Epilobium angustifolium…not a “Three Stooges” quote, but a complex name for a simple plant – Fireweed. The edible leaves of this wildflower rejuvenate rapidly after a fire. Flowers bloom from the bottom and signify the end of summer when they reach the top.

So…we are are half-way through our Camp Host tour. More accurately, we serve as “Glacier Viewing Hosts,” since our 35 primitive campsites rarely house more than 10 campers nightly. We appreciate the rough road which discourages RV’s from flocking here.

How has this exodus into the remote changed us thus far, being without comforts, friends or routines?

I would rather fish than shower and do not bring beer along. I’d rather chat with strangers about the beauty of nature than listen to politics. I almost get aroused when spotting a sink with running water. I’m going fishing at four o’clock tomorrow morning, two-hours prior to high tide, instead of getting on the internet.

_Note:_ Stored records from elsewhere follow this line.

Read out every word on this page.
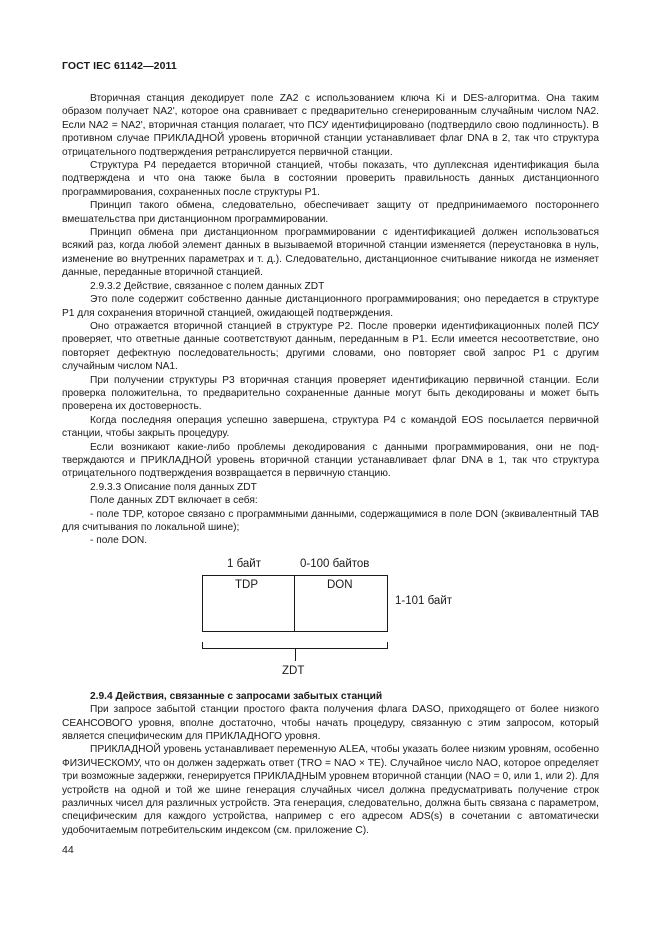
ГОСТ IEC 61142—2011

Вторичная станция декодирует поле ZA2 с использованием ключа Ki и DES-алгоритма. Она таким образом получает NA2', которое она сравнивает с предварительно сгенерированным случайным числом NA2. Если NA2 = NA2', вторичная станция полагает, что ПСУ идентифицировано (подтвердило свою подлинность). В противном случае ПРИКЛАДНОЙ уровень вторичной станции устанавливает флаг DNA в 2, так что структура отрицательного подтверждения ретранслируется первичной станции.

Структура Р4 передается вторичной станцией, чтобы показать, что дуплексная идентификация была подтверждена и что она также была в состоянии проверить правильность данных дистанционного программирования, сохраненных после структуры Р1.

Принцип такого обмена, следовательно, обеспечивает защиту от предпринимаемого постороннего вмешательства при дистанционном программировании.

Принцип обмена при дистанционном программировании с идентификацией должен использоваться всякий раз, когда любой элемент данных в вызываемой вторичной станции изменяется (переустановка в нуль, изменение во внутренних параметрах и т. д.). Следовательно, дистанционное считывание никогда не изменяет данные, переданные вторичной станцией.

2.9.3.2 Действие, связанное с полем данных ZDT

Это поле содержит собственно данные дистанционного программирования; оно передается в структуре Р1 для сохранения вторичной станцией, ожидающей подтверждения.

Оно отражается вторичной станцией в структуре Р2. После проверки идентификационных полей ПСУ проверяет, что ответные данные соответствуют данным, переданным в Р1. Если имеется несоответствие, оно повторяет дефектную последовательность; другими словами, оно повторяет свой запрос Р1 с другим случайным числом NA1.

При получении структуры Р3 вторичная станция проверяет идентификацию первичной станции. Если проверка положительна, то предварительно сохраненные данные могут быть декодированы и может быть проверена их достоверность.

Когда последняя операция успешно завершена, структура Р4 с командой EOS посылается первичной станции, чтобы закрыть процедуру.

Если возникают какие-либо проблемы декодирования с данными программирования, они не подтверждаются и ПРИКЛАДНОЙ уровень вторичной станции устанавливает флаг DNA в 1, так что структура отрицательного подтверждения возвращается в первичную станцию.

2.9.3.3 Описание поля данных ZDT

Поле данных ZDT включает в себя:

- поле TDP, которое связано с программными данными, содержащимися в поле DON (эквивалентный TAB для считывания по локальной шине);

- поле DON.

1 байт	0-100 байтов
TDP	DON
1-101 байт
ZDT

2.9.4 Действия, связанные с запросами забытых станций

При запросе забытой станции простого факта получения флага DASO, приходящего от более низкого СЕАНСОВОГО уровня, вполне достаточно, чтобы начать процедуру, связанную с этим запросом, который является специфическим для ПРИКЛАДНОГО уровня.

ПРИКЛАДНОЙ уровень устанавливает переменную ALEA, чтобы указать более низким уровням, особенно ФИЗИЧЕСКОМУ, что он должен задержать ответ (TRO = NAO × TE). Случайное число NAO, которое определяет три возможные задержки, генерируется ПРИКЛАДНЫМ уровнем вторичной станции (NAO = 0, или 1, или 2). Для устройств на одной и той же шине генерация случайных чисел должна предусматривать получение строк различных чисел для различных устройств. Эта генерация, следовательно, должна быть связана с параметром, специфическим для каждого устройства, например с его адресом ADS(s) в сочетании с автоматически удобочитаемым потребительским индексом (см. приложение С).

44
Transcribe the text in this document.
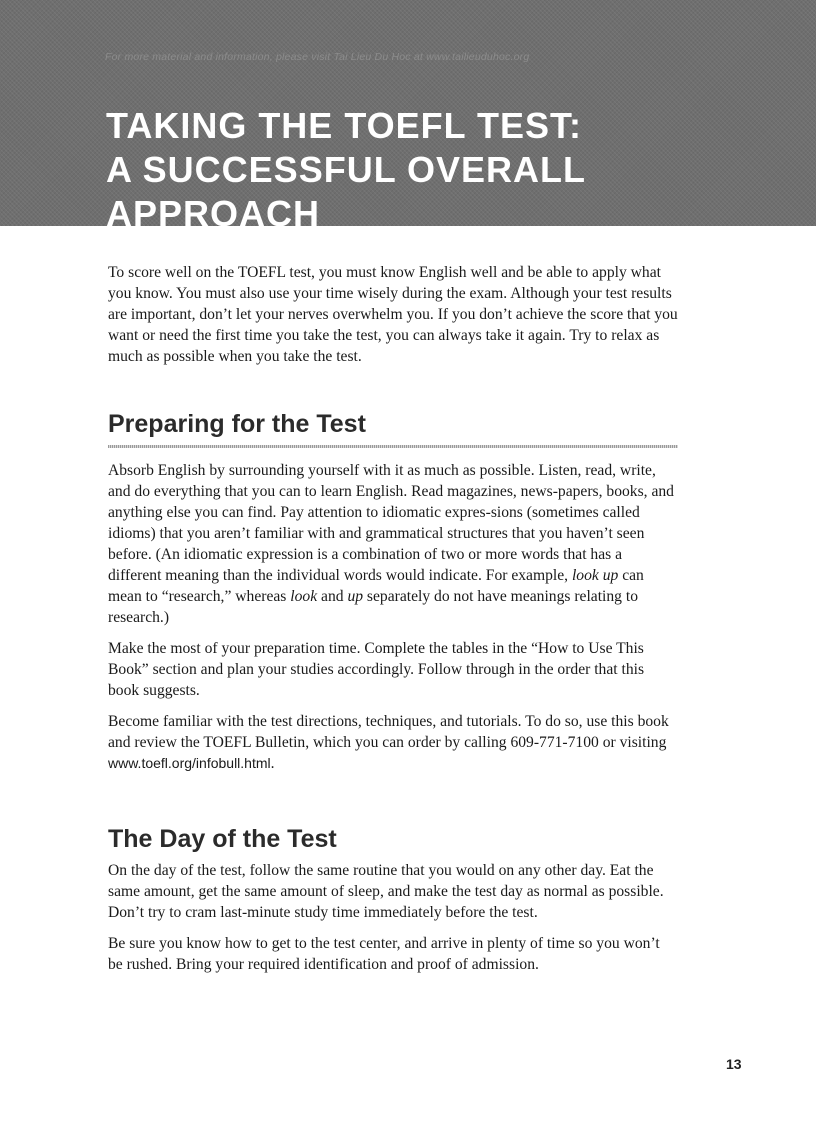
For more material and information, please visit Tai Lieu Du Hoc at www.tailieuduhoc.org
TAKING THE TOEFL TEST:
A SUCCESSFUL OVERALL
APPROACH

To score well on the TOEFL test, you must know English well and be able to apply what you know. You must also use your time wisely during the exam. Although your test results are important, don’t let your nerves overwhelm you. If you don’t achieve the score that you want or need the first time you take the test, you can always take it again. Try to relax as much as possible when you take the test.

Preparing for the Test

Absorb English by surrounding yourself with it as much as possible. Listen, read, write, and do everything that you can to learn English. Read magazines, news-papers, books, and anything else you can find. Pay attention to idiomatic expres-sions (sometimes called idioms) that you aren’t familiar with and grammatical structures that you haven’t seen before. (An idiomatic expression is a combination of two or more words that has a different meaning than the individual words would indicate. For example, look up can mean to “research,” whereas look and up separately do not have meanings relating to research.)

Make the most of your preparation time. Complete the tables in the “How to Use This Book” section and plan your studies accordingly. Follow through in the order that this book suggests.

Become familiar with the test directions, techniques, and tutorials. To do so, use this book and review the TOEFL Bulletin, which you can order by calling 609-771-7100 or visiting www.toefl.org/infobull.html.

The Day of the Test

On the day of the test, follow the same routine that you would on any other day. Eat the same amount, get the same amount of sleep, and make the test day as normal as possible. Don’t try to cram last-minute study time immediately before the test.

Be sure you know how to get to the test center, and arrive in plenty of time so you won’t be rushed. Bring your required identification and proof of admission.

13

Jack the dog would rather dunk his head underwater in search of rocks and logs, than bark at the mail carrier, whom I am sure he has forgotten about. He chases squirrels instead of cats. He almost comes when we call. He does not pass gas nearly as much as he used to, but has had two bouts of the runs thanks to treasures he consumes along the shore.

Mare would rather stay in the cabin and greet world travelers with an enthusiastic welcome, than wash her hair. She spends hours taking photos of the same type of tree, or flower or rock formation often testing Jack’s and my patience. Mare rejoices at the promise of new outhouses coming soon, and reminds Jack and I to stay in the present moment. 

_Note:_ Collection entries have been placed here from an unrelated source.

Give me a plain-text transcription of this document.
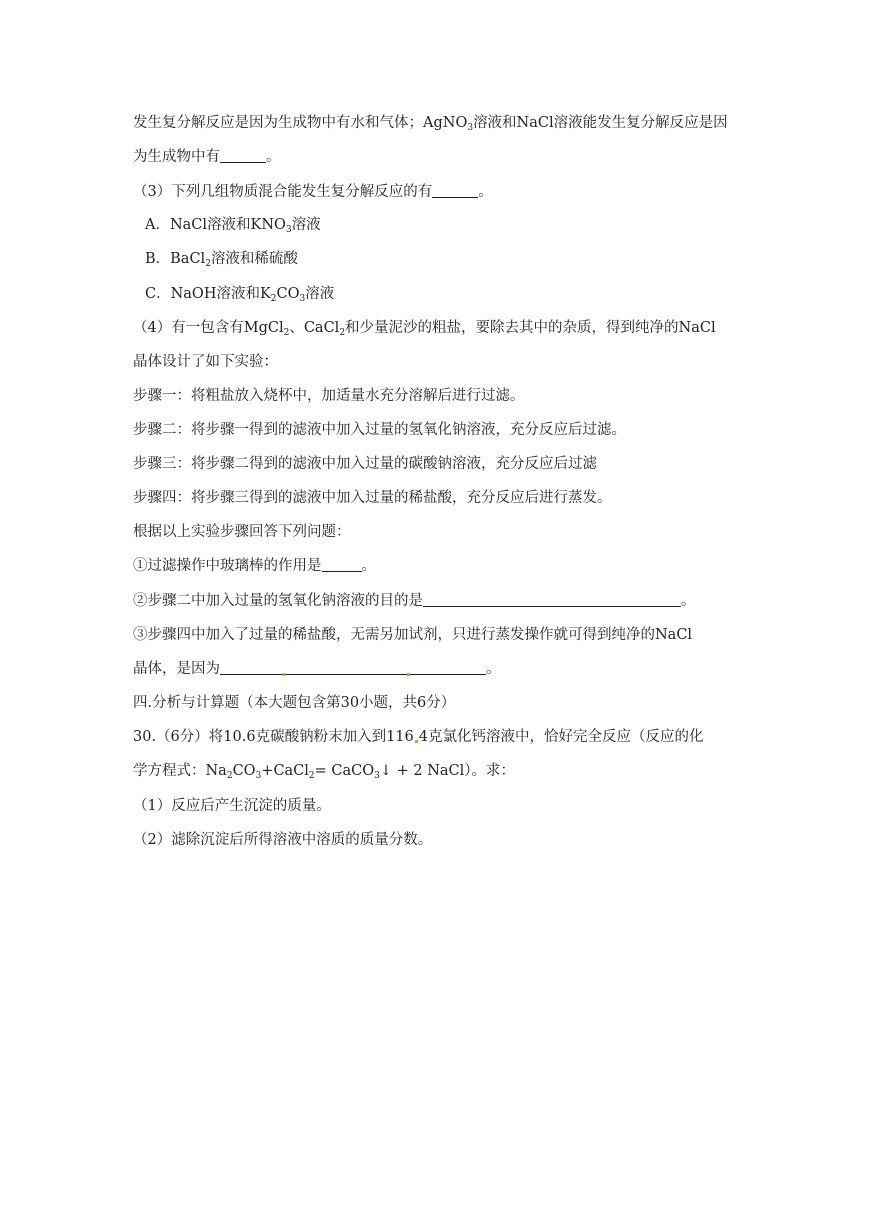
发生复分解反应是因为生成物中有水和气体；AgNO$_3$溶液和NaCl溶液能发生复分解反应是因
为生成物中有	。
（3）下列几组物质混合能发生复分解反应的有	。
A．NaCl溶液和$KNO_3$溶液
B．BaCl$_2$溶液和稀硫酸
C．NaOH溶液和$K_2CO_3$溶液
（4）有一包含有MgCl$_2$、CaCl$_2$和少量泥沙的粗盐，要除去其中的杂质，得到纯净的NaCl
晶体设计了如下实验：
步骤一：将粗盐放入烧杯中，加适量水充分溶解后进行过滤。
步骤二：将步骤一得到的滤液中加入过量的氢氧化钠溶液，充分反应后过滤。
步骤三：将步骤二得到的滤液中加入过量的碳酸钠溶液，充分反应后过滤
步骤四：将步骤三得到的滤液中加入过量的稀盐酸，充分反应后进行蒸发。
根据以上实验步骤回答下列问题：
①过滤操作中玻璃棒的作用是	。
②步骤二中加入过量的氢氧化钠溶液的目的是	。
③步骤四中加入了过量的稀盐酸，无需另加试剂，只进行蒸发操作就可得到纯净的NaCl
晶体，是因为	。
四.分析与计算题（本大题包含第30小题，共6分）
30.（6分）将10.6克碳酸钠粉末加入到116 4克氯化钙溶液中，恰好完全反应（反应的化
学方程式：$Na_2CO_3+CaCl_2=$ CaCO$_3$↓ + 2 NaCl）。求：
（1）反应后产生沉淀的质量。
（2）滤除沉淀后所得溶液中溶质的质量分数。
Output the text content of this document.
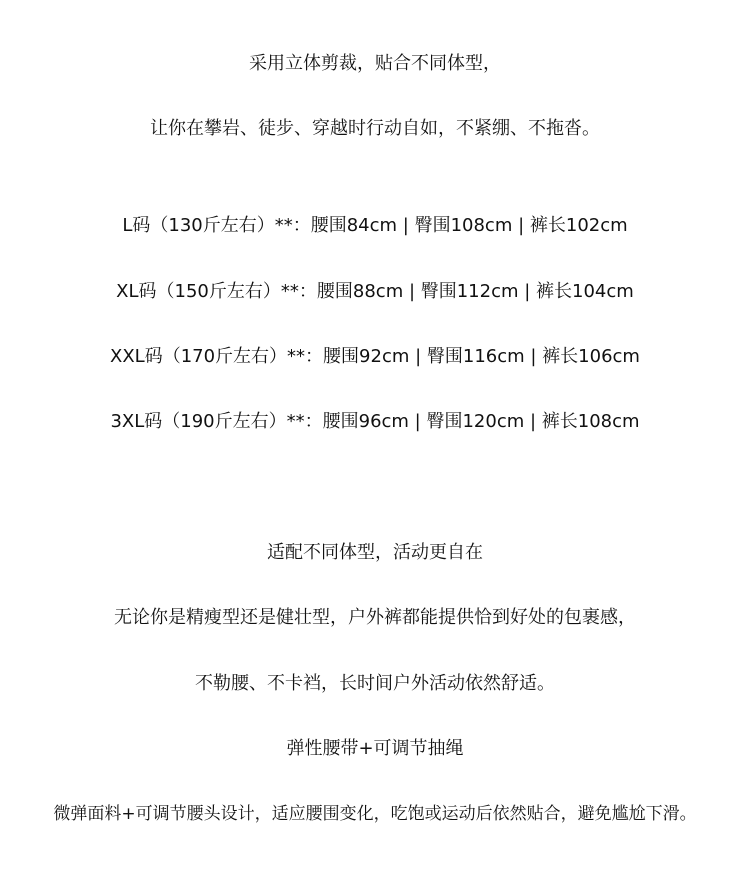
采用立体剪裁，贴合不同体型，

让你在攀岩、徒步、穿越时行动自如，不紧绷、不拖沓。

L码（130斤左右）**：腰围84cm | 臀围108cm | 裤长102cm

XL码（150斤左右）**：腰围88cm | 臀围112cm | 裤长104cm

XXL码（170斤左右）**：腰围92cm | 臀围116cm | 裤长106cm

3XL码（190斤左右）**：腰围96cm | 臀围120cm | 裤长108cm

适配不同体型，活动更自在

无论你是精瘦型还是健壮型，户外裤都能提供恰到好处的包裹感，

不勒腰、不卡裆，长时间户外活动依然舒适。

弹性腰带+可调节抽绳

微弹面料+可调节腰头设计，适应腰围变化，吃饱或运动后依然贴合，避免尴尬下滑。
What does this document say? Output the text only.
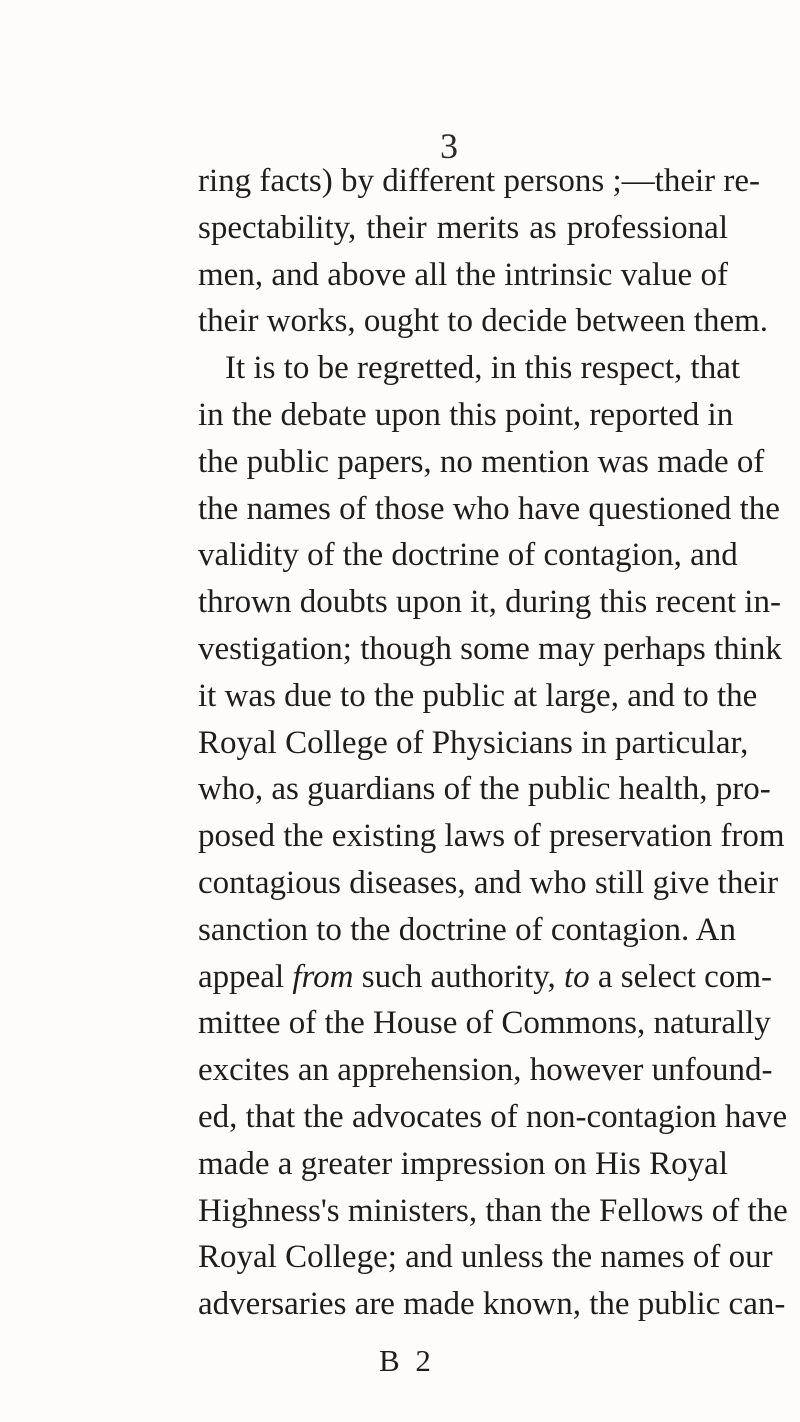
3
ring facts) by different persons ;—their re-
spectability, their merits as professional
men, and above all the intrinsic value of
their works, ought to decide between them.
It is to be regretted, in this respect, that
in the debate upon this point, reported in
the public papers, no mention was made of
the names of those who have questioned the
validity of the doctrine of contagion, and
thrown doubts upon it, during this recent in-
vestigation; though some may perhaps think
it was due to the public at large, and to the
Royal College of Physicians in particular,
who, as guardians of the public health, pro-
posed the existing laws of preservation from
contagious diseases, and who still give their
sanction to the doctrine of contagion. An
appeal from such authority, to a select com-
mittee of the House of Commons, naturally
excites an apprehension, however unfound-
ed, that the advocates of non-contagion have
made a greater impression on His Royal
Highness's ministers, than the Fellows of the
Royal College; and unless the names of our
adversaries are made known, the public can-
B 2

We have a day off to explore the Mosquito Lake area, where those single-rocket choppers live-up to the lake’s name. The crisp air in the woods invites a picnic. Eat fast…the hoards of helicopters soon find us within their radar. I do some fishing. Jack chases some rocks and logs. Mare sits on the tailgate watching us with a smile.

Excitement back at the cabin…here come the new outhouses!

These 50,000 pound behemoths cost $50,000 apiece. They travel by barge from Oregon. A cast of cement they are…from floors to walls and formed “shake” rooftops. Everything is made from cement except for the doors and plastic vent pipes. Bouncing down a rustic road, a crane lifts the human waste collectors and precisely places them on top of a cement tank. The crane operator lets her down slowly, careful to drop the weight on a seal of tar atop the tank, meant to keep odors from escaping.

We sit on the deck. Visitors are gone and outhouses in place. We enjoy a nightcap in the midnight sunlight of eleven o’clock. Jack snores at our feet…we enjoy the moment and do not worry about summer’s end.